Preparing against scenarios
CEOs must reopen without knowing how the pandemic will play out. There are a range of potential scenarios based on the evolution of the virus itself and the nature of the social response.
- Cyclical outbreaks: Infections are controlled in past locations but spread to new hot spots and rebound in old. Patience wears thin with social distancing, opening societal fissures.
- Rapid remission: The disease is contained, and life returns to normal swiftly. Government measures work quickly to stabilize the economy.
- Prolonged chaos: Effects to control the virus seem useless. Governments and societies are strained to the point of breaking. The economy is limited to necessities only and inflation soars.
- Flattened curve: The rate of infections is slowed but does not go into remission. The economy shrinks in near-permanent ways. Society bends but does not break, pulling together to sustain government measures.
Not just a (Re)Opening: A New Beginning
Given the circumstances, business leaders have three priorities:
- Navigate uncertainties: Given the range of potential scenarios, companies will need to be prepared to change course on a dime. Any steps that are taken to reopen should, therefore, be easily reversible and scalable.
- Mitigate immediate challenges: Companies will have to provide a safe and secure work environment, communicating with their workforce transparently to build trust.
- Build a better future: Companies should not reopen by reverting to old ways. The reopening is an opportunity to create a better future for employees and customers.
Commit to active reinvention
A program of active reinvention that outmanoeuvres uncertainty starts with these five areas:
- Put People First: Today, we see that shared humanity at work can make all the difference in this crisis. Companies need to go beyond the transactional to truly understand their employees if they want to create productive, inclusive and rewarding working environments for the long haul.

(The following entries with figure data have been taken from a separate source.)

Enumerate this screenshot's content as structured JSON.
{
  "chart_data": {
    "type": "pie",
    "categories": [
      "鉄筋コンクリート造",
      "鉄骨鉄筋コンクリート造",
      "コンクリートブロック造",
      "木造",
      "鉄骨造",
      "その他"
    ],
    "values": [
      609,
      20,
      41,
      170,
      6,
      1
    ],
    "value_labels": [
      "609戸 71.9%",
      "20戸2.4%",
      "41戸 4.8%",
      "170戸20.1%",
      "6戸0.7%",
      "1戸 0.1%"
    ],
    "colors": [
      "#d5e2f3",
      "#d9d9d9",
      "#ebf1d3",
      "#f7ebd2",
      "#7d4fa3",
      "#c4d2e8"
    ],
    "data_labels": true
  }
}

- Design Spaces That Work: Create a safe working environment that gives people the confidence to return to work premises and to adjust to the new virtual/physical hybrid way of working.
- Solve in Phases: Plan for a phased return that responds to unforeseen events, slippage, and reversals. Take this opportunity to reengineer processes and to establish an agile operating model that provides flexibility to rapidly pivot to a remote workforce in response to dynamic market conditions.
- Commit to an Elastic Cost Structure: Shift from rapid cost reductions to building a resilient cost management mindset, and from balance sheet protection to long-term investment.
- Get Future-Ready: Long-term success of reopening lies in building new capabilities. This is the time to begin wider business transformation by leveraging new technologies at scale.
Goodbye reopening, hello reinvention
Reopening will be more than a restart. It will be the beginning of a new era of business. The rules have changed. Employee and customer behaviours have changed.
But this creates new opportunities for organizations with the courage and foresight to change more than immediate needs demand. For example, many companies have moved partly to the cloud. But, having reduced costs in some parts of the business, now is the time to reinvent and scale cloud adoption across the enterprise, creating variable costs and increasing resilience. Those that can reinvent themselves—their processes, customer experiences, employee and social contracts, and do so in ways that further their purpose—will win.
Outmaneuvering uncertainty—by mitigating immediate challenges and building a better future—will create organizations that one day look back on the crisis as truly the darkness before the dawn.